Released on a technicality after years in prison, Carlito Brigante (Pacino) swears to give up his criminal ways, but it’s not long before the ex-con is sucked back into the New York City underworld thanks to his shady lawyer and friend Dave Kleinfeld (Sean Penn).
All he wants to do is save enough money to leave town and retire in paradise.
Carlito reconnects with his aspiring actress/dancer girlfriend, Gail (Penelope Ann Miller) while young and dangerous gangster Benny Blanco (John Leguizamo) plots revenge on Carlito and Kleinfeld after being slighted.
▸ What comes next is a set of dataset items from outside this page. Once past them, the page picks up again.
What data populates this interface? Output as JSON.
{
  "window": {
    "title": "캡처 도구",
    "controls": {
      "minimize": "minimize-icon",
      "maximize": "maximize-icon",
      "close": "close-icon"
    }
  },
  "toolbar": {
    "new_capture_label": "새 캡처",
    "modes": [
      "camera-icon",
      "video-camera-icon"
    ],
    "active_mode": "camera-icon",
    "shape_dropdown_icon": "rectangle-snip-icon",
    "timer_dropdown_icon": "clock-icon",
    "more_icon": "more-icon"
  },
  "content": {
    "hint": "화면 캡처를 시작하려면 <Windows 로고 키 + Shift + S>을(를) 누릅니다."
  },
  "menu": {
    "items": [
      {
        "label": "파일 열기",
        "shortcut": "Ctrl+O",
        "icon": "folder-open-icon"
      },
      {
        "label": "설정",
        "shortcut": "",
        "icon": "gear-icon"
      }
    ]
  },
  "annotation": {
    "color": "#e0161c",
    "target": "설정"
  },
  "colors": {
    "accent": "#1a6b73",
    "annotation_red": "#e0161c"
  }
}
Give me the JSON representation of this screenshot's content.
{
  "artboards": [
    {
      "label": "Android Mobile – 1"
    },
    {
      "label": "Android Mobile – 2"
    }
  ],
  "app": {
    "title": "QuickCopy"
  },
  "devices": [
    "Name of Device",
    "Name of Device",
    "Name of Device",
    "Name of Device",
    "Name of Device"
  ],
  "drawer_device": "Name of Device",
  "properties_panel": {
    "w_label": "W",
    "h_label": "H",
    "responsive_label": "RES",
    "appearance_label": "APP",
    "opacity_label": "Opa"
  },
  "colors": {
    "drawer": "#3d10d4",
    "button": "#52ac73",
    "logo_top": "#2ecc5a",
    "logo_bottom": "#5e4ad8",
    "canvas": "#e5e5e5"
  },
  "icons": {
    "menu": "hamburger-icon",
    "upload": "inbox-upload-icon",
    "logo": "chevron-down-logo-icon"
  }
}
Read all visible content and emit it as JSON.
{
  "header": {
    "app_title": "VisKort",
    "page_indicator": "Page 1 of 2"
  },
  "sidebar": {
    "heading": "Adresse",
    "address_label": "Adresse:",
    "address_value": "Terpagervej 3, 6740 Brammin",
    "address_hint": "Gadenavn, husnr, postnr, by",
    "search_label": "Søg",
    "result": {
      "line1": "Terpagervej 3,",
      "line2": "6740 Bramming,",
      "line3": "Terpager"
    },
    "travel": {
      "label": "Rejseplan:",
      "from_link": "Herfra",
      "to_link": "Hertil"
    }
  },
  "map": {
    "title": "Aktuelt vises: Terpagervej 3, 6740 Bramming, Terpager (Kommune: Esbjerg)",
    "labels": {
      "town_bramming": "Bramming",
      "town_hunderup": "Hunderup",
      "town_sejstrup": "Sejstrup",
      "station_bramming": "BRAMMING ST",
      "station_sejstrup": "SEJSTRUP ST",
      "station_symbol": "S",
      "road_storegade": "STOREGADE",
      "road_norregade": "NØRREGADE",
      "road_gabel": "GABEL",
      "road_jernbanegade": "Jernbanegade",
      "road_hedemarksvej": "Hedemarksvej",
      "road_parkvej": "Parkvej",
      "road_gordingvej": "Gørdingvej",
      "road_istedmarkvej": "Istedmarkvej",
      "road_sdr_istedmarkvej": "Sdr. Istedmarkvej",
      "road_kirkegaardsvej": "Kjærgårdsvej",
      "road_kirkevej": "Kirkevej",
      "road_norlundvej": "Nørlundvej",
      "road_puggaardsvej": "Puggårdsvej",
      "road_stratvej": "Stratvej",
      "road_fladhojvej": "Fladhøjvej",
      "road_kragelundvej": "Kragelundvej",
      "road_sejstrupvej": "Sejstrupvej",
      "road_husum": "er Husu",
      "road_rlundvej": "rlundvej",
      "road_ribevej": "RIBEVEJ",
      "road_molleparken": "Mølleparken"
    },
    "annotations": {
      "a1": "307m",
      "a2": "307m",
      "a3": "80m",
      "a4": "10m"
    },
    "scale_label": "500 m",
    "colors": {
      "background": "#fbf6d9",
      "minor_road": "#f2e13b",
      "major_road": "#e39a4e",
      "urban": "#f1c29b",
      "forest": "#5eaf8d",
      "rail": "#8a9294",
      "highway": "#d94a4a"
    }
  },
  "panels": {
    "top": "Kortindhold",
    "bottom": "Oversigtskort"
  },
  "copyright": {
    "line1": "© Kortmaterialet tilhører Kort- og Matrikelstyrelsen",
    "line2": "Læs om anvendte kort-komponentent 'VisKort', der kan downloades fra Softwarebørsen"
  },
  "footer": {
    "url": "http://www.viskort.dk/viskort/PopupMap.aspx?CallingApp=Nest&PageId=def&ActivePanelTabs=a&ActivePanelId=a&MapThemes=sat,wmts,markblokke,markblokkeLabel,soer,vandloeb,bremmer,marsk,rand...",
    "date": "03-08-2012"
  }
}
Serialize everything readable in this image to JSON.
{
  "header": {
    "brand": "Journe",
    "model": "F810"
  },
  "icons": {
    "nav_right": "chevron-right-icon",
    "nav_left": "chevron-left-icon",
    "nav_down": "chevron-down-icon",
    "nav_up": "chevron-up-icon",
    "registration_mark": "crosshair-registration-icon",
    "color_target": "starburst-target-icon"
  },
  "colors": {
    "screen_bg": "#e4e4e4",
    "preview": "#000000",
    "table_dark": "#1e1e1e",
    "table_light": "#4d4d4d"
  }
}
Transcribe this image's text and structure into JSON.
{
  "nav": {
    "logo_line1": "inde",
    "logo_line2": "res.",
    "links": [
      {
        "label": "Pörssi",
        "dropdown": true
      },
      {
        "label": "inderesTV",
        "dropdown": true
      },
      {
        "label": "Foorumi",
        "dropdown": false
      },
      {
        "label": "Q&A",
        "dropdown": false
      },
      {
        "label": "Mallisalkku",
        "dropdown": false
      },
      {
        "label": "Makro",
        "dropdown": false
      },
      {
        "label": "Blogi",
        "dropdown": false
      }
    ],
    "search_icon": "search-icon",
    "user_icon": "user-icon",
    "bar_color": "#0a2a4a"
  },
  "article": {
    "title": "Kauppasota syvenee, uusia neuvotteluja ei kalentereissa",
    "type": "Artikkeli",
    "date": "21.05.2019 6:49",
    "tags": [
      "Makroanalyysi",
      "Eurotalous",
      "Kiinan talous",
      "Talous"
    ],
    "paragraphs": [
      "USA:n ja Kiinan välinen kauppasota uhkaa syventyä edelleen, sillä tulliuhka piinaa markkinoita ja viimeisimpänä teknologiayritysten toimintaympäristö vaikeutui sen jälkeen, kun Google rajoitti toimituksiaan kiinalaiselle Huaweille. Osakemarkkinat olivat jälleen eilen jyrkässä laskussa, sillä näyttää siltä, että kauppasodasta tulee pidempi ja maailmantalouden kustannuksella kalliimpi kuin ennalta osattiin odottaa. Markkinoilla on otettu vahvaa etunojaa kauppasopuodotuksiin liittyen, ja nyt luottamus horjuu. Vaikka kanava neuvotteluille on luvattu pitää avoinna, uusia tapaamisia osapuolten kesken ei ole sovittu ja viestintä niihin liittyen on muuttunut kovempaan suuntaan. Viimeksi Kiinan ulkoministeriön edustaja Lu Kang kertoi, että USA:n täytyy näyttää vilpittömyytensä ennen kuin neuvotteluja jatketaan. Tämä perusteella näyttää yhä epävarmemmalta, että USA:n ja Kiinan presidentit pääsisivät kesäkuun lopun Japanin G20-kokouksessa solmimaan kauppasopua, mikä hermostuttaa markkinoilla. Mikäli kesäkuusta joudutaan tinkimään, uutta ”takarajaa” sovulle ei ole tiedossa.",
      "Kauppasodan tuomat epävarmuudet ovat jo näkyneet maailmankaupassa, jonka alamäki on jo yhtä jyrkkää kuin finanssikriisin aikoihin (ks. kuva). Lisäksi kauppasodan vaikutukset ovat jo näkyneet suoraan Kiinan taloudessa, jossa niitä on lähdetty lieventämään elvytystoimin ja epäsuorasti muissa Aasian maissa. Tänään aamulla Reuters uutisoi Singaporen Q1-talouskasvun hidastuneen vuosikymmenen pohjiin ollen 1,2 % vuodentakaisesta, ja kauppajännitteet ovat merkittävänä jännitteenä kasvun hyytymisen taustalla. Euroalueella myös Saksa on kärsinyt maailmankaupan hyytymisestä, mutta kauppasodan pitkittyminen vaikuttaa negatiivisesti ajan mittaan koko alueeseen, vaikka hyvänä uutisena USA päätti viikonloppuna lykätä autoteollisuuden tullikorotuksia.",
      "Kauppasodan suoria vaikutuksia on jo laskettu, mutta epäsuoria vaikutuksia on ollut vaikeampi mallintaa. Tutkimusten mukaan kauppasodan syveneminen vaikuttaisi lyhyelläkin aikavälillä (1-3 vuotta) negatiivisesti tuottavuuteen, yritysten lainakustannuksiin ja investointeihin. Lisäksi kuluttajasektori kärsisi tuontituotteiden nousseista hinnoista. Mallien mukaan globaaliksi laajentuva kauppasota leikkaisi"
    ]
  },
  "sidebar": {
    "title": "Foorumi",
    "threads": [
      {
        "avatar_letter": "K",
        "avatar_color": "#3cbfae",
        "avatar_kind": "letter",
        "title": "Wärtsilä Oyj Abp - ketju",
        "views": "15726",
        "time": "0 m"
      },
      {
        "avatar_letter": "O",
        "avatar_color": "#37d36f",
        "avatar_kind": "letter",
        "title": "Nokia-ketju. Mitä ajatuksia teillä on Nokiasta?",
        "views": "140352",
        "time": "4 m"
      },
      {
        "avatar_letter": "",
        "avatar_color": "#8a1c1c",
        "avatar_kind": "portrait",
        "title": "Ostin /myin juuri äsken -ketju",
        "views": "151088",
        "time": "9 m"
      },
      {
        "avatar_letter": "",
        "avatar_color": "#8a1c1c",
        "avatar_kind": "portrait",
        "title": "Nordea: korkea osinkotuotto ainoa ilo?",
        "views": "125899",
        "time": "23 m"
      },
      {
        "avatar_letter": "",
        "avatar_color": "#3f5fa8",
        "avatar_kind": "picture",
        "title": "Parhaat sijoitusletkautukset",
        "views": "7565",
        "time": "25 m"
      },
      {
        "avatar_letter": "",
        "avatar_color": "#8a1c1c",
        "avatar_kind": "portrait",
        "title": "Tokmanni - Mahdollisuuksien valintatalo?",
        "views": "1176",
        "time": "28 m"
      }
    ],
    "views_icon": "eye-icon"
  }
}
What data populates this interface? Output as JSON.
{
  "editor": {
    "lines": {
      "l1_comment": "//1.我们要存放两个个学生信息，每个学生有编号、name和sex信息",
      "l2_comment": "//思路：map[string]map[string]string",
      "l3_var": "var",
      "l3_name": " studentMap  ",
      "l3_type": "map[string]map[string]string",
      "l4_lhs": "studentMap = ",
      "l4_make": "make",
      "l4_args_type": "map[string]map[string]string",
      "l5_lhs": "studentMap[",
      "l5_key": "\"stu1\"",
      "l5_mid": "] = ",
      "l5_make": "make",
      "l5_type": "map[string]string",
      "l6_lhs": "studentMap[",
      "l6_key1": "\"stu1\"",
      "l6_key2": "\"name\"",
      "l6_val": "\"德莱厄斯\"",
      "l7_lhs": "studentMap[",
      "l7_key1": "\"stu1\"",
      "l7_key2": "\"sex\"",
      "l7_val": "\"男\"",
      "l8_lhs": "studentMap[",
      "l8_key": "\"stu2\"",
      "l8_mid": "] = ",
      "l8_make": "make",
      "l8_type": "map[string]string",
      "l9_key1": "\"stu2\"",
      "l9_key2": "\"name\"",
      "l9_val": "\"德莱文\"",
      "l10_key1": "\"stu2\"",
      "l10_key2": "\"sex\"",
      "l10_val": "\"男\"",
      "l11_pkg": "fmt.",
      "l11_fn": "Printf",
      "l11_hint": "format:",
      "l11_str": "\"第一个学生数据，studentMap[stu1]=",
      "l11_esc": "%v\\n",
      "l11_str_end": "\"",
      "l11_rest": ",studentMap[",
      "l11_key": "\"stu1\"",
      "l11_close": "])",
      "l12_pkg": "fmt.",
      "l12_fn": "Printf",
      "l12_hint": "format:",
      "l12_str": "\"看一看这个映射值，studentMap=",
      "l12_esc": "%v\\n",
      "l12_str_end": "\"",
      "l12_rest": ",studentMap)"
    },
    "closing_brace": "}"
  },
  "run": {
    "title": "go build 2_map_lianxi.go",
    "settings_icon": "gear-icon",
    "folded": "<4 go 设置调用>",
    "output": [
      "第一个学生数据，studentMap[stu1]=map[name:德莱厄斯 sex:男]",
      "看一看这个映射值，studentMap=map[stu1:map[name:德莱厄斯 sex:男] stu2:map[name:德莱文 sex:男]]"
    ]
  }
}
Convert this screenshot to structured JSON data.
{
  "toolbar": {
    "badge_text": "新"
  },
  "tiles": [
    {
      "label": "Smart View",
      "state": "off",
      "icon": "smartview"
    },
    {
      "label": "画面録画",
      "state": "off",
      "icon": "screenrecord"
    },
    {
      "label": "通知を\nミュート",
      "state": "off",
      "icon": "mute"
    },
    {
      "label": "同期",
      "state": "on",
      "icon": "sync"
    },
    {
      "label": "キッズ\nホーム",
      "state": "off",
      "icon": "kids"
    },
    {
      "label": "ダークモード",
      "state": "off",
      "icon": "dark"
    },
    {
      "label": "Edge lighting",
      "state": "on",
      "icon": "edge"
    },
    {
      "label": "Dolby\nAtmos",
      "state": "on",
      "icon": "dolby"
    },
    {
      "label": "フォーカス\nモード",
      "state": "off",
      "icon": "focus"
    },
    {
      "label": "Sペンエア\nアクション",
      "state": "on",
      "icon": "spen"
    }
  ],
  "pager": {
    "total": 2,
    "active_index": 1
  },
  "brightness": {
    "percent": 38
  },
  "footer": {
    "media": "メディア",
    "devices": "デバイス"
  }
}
Kleinfeld has also stolen money from a dangerous convict so that’s an added stressor for both him and Carlito.
The time is very odd. It’s supposed to be the 1970s as the musical score suggests as disco party music blasts during club scenes. The clothes and hairstyles somewhat align but there is a strange 1980s feel which is even stranger given the film was shot in the 1990s.
The chemistry between Pacino and Miller is okay but nothing terrific either although it grows during the film. At first, I wondered what they saw in one another but was slowly won over by the pair. By the end, I was rooting for them to ride off into paradise together.
The best part of Carlito’s Way is the final thirty minutes or so. On the run from the bad guys, Carlito and Gail decide to meet on a late-night train bound for Florida. There, they will forget their troubles and live happily ever after on the beach.
Oh, and by the way, Gail is now pregnant.
De Palma, as he usually does, creates a dazzling climax. I was mesmerized by the cat and mouse chase scenes and what Grand Central looked like in the early 1990s when the film was shot. And there’s also the terrific running from subway car to subway car chase scene just like in Dressed to Kill.
As an aside, Pacino who is Italian is playing a Puerto Rican character. One character comments that Carlito could almost pass for an Italian. Given Pacino’s heritage in the very Italian Godfather films, this is an anecdote that made me chuckle.
Penn and Pacino give it their all and craft unusual characters, especially Penn, and it’s a delight seeing great actors play off of one another.
Carlito’s Way (1993) has some hits and some misses and borrows heavily from similar films including De Palma’s films. This too often makes it become a comparison film rather than containing its own identity.